Wednesday, May 16, 2012

About tactics and framing

People learn about secular humanism and atheism from their family, local clerics, national clerics, their neighbors, various commercial sources of information, and the like.  In a religious society such as ours the portrayals from such sources will tend to be negative.  People are also taught to adopt a closed, circular mode of belief, where faith in the religious based beliefs is considered to be a high value, where related sets of religious based beliefs are characterized as being true because they are deemed to be necessary for human morality or for an eternal after-life, where self-identity and purpose are deemed to be products of the beliefs. These sets of self-justifying beliefs and negative misunderstandings of the people who reject the beliefs, including its theistic underpinnings, are what I have in mind when I refer to prejudices.

So it shouldn't be surprising that when psychologists examine people's reactions to criticisms of their religious beliefs it is found many people react negatively.  Good people, with the best of intentions, fear losing their beliefs and fear those who don't share their beliefs.    There is an argument that we should avoid arousing these defense mechanisms when communicating to the public. It is argued that we should avoid the topics that promote anxiety, that arouse suspicions, prejudices, disgust, feelings of being under attack. In this view, the new atheists have it all wrong, their plain and direct discussion of taboo subjects, including their rejection of theism, is too radical for the public and counter-productive.   I consider this conclusion to be mistaken and I am going to try explain why here.

There is another way of looking at this psychology.   When trying to treat a phobia, psychologists have concluded that it is usually best to adopt two elements:  1. exposure to the feared situation/object and 2. dealing with the frightening thoughts that are associated with the anxiety.  Prejudice has some of the characteristics of phobia and it is reasonable to think that, at least for adults, exposure to the contexts that arouse the prejudice is often going to part of any process that defeats the prejudice.

Furthermore, prejudice against secular humanism, and against atheism, is a substantial obstacle to promoting more secular government. People who associate only negative concepts to what it means to not share their religious beliefs, including their monotheism, are going to be inclined to judge as bad the policies that they think conflict with those religious beliefs, such as teaching modern knowledge in public schools that describes our universe as functioning without divine intervention. It would be nice if we could frame the policy disputes to hide the conflicts with religious doctrines so that people's prejudices against the non-religious are not aroused.  But even if we could do that, as long as the prejudices against the non-religious persist, secularists will be forever operating in a fire department mode. Furthermore, there are constraints against not arousing the prejudices, such as the opposing institutions that are committed to fighting secularism and inciting against secularism. The prejudices against the non-religious keep igniting and re-igniting the efforts against secular government.
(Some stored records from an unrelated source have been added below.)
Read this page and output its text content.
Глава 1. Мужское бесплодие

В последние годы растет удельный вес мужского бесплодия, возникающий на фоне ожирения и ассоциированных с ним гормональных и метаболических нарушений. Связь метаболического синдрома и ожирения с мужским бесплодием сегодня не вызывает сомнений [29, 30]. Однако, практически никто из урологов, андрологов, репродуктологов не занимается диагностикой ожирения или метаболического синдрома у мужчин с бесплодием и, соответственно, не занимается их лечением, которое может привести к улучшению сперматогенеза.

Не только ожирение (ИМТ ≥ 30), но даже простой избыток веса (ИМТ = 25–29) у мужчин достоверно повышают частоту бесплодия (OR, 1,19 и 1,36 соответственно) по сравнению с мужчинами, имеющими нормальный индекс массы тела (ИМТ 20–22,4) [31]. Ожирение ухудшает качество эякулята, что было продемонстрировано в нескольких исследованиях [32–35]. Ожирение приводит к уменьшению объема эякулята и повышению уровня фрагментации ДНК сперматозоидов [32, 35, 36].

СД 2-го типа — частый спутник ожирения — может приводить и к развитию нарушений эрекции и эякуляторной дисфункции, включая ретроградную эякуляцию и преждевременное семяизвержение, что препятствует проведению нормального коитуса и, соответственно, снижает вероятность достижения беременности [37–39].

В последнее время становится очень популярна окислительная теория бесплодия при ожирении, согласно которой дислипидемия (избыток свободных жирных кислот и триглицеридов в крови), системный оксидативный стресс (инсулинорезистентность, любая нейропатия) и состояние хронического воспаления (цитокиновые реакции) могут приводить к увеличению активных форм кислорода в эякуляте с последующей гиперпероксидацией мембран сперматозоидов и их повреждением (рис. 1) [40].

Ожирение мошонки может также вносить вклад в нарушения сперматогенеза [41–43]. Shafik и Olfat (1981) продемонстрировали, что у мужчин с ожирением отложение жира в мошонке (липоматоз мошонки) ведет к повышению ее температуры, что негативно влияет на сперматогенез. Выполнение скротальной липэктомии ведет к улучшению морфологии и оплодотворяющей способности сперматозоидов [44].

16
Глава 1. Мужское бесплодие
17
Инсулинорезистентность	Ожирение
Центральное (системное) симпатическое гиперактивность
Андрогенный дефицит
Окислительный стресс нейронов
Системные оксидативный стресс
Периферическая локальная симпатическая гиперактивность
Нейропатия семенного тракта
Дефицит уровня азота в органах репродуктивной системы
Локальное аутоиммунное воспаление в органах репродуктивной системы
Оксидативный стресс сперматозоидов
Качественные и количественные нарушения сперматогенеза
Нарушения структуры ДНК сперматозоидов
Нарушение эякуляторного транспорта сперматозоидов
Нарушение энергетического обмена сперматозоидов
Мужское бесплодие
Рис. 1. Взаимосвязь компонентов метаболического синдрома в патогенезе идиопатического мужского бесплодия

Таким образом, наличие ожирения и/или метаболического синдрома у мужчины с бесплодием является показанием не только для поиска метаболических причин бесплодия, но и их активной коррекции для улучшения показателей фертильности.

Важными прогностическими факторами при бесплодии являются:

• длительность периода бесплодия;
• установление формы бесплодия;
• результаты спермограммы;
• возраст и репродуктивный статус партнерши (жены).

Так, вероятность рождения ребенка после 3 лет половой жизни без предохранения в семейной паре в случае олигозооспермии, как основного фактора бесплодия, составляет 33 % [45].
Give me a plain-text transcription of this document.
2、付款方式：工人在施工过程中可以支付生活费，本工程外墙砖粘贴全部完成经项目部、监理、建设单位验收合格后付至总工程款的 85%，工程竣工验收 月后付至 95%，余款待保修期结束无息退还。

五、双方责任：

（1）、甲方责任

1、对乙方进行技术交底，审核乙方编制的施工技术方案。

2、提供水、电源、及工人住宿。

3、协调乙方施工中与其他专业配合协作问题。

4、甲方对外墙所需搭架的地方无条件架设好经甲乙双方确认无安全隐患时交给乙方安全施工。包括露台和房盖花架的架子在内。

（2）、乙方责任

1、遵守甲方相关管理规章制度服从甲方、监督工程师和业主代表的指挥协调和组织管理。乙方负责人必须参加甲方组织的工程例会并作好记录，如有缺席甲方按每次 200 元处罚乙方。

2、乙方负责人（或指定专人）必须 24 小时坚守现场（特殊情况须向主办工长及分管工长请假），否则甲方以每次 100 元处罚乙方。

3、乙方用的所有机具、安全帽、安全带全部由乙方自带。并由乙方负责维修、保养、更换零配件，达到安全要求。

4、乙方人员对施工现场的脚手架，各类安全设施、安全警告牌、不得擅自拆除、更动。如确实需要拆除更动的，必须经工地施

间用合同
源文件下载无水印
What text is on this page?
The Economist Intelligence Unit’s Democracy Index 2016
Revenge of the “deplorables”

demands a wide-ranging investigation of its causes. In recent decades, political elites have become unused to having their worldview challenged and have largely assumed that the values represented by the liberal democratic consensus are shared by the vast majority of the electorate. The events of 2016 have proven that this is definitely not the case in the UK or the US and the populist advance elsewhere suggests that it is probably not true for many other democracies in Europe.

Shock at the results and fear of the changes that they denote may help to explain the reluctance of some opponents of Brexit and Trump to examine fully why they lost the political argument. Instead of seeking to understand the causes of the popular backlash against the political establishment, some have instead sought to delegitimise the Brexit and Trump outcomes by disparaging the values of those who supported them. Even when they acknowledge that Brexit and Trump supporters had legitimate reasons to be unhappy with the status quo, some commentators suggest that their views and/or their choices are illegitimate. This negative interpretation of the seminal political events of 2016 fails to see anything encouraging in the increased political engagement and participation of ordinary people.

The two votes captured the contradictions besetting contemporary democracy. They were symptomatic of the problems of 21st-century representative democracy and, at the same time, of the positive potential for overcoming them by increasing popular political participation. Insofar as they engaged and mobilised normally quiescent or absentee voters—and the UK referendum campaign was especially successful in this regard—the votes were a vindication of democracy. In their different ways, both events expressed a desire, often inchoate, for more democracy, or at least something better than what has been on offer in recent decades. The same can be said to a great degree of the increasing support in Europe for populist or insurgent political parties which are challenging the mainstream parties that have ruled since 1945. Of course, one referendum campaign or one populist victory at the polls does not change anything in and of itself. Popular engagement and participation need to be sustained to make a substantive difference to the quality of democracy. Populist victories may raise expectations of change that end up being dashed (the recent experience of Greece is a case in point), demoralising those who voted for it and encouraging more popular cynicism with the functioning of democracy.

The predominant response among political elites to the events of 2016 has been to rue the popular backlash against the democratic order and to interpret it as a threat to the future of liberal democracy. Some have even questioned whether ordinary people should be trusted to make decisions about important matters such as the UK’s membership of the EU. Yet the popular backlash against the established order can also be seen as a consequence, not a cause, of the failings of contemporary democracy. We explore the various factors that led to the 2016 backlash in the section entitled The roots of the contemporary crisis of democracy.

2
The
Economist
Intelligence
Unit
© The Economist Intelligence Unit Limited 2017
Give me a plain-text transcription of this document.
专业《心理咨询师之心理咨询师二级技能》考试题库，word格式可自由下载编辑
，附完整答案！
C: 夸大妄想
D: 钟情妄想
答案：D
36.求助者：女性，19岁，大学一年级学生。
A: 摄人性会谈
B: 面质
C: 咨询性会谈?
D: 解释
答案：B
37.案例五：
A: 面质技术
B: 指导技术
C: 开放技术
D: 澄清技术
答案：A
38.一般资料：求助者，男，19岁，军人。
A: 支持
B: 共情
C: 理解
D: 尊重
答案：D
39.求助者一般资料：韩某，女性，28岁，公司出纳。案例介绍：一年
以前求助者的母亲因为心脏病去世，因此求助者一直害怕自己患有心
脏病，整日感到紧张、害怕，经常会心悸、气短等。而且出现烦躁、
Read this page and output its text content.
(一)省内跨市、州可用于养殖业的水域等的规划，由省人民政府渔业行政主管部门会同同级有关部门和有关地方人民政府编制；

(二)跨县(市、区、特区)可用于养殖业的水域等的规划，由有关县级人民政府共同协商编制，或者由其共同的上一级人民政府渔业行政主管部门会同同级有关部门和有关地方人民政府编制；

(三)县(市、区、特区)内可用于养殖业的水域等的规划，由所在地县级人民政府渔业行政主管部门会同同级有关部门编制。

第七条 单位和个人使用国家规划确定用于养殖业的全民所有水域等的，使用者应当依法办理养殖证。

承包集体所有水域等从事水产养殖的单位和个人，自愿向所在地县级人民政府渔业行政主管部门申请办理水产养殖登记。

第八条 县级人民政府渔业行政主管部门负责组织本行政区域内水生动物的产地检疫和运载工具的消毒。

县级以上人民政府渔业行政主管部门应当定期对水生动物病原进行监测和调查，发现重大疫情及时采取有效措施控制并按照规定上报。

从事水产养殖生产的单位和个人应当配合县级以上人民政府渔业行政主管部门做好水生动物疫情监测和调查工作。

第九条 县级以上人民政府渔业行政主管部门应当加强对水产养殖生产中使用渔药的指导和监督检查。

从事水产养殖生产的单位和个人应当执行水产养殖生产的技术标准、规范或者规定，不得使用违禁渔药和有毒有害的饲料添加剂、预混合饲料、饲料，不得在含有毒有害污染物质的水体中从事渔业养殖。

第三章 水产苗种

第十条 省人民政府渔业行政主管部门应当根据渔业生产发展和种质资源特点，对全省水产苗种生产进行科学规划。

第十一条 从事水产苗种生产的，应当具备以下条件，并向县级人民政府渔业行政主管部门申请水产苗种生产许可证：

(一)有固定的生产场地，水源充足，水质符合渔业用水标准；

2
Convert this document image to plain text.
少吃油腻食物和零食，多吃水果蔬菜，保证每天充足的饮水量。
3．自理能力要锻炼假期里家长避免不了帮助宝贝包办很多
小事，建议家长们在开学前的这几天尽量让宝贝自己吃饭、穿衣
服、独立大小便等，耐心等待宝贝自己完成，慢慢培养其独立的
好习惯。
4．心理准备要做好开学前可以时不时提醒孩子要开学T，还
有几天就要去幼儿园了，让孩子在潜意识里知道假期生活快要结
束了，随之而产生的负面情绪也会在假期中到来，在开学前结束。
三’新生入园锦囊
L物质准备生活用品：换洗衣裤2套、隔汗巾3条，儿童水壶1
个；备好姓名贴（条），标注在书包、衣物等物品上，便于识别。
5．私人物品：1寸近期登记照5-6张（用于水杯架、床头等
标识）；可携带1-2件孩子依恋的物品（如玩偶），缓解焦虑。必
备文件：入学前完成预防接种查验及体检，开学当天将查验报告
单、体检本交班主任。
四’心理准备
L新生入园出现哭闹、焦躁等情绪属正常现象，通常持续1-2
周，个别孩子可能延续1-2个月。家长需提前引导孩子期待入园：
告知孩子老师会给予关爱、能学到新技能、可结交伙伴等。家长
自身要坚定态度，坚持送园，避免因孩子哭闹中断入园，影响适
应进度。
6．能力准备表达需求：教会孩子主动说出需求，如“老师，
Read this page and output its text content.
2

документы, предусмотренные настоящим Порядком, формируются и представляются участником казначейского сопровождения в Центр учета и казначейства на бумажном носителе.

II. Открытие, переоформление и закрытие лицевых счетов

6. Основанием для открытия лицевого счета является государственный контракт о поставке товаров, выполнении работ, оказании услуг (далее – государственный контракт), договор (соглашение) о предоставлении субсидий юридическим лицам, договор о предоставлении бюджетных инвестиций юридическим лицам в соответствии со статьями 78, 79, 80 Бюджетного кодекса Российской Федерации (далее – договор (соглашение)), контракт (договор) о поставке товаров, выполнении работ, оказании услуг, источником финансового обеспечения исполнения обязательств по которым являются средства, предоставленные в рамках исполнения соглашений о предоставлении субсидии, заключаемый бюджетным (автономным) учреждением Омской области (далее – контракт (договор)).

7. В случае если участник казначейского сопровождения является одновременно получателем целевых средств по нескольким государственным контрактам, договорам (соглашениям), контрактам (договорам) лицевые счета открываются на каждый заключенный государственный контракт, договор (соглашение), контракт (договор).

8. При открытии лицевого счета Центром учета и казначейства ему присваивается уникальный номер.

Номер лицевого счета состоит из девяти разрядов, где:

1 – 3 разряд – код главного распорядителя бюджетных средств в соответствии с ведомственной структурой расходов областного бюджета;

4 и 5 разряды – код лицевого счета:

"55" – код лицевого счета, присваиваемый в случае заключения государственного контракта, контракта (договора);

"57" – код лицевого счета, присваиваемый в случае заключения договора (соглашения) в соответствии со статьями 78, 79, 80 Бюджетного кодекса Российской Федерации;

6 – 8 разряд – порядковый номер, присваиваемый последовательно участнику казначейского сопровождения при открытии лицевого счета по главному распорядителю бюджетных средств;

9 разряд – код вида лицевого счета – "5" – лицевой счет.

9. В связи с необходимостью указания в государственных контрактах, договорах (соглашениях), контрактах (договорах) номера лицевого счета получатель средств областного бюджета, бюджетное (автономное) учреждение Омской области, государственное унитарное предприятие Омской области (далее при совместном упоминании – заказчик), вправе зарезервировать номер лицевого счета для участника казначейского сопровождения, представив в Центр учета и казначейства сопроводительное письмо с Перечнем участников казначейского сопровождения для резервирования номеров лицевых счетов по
This problem is alleviated some by the presence of many liberal religionists within the ranks of secularists, but it is still a problem.

So I think it is a mistake to only focus on the "important" policy issues and to avoid addressing the underlying thinking that constitute the prejudices against the non-religious.  Furthermore, there is no way to do this effectively without confronting those prejudices and thus arousing them.  But instead of being counter-productive, this is actually a necessary step to making progress over the longer term.   It would be nice if we could dissolve, or even just attenuate, the prejudices while avoiding confronting the prejudices without the risk of arousing the prejudices.  But tip-toeing around the tulips isn't a good approach here, it has little chance of being effective.

In my view the "new atheists" are right, we need straight talk that communicates honestly and directly why we don't have, and don't want to have, religious beliefs, or any beliefs more generally that fail to comport with how the world functions.  This is not a negative message, it is more of a mixed message.  It is a message that we are vulnerable to fooling ourselves but also that we can anchor our beliefs so as to more reliably match how the world functions than we do when we follow our imaginations, intuitions, biases, feelings, and historical, tribal, myths.

We don't need to convert many people away from religion to make significant progress.  But we do need to melt away some of that closed-minded over-confidence (or maybe it is as symptom of lack of self-confidence?) by exposing more people to the different, and for many people alien, perspectives of non-theists.  Philosophical naturalists have good arguments and strong justifications for our belief that there is no supernatural realm.  Good enough to make our perspective sufficiently competitive in the minds of more of the public to undermine our isolation.  And that is all we need to achieve.  To get there we have to be willing to express strong convictions while being nuanced, to be judgmental and principled without being harsh, and to be persistent.  But we can't do this if we fear offending people who are too easily offended and if we value avoiding conflict over taking risks to achieve longer term objectives.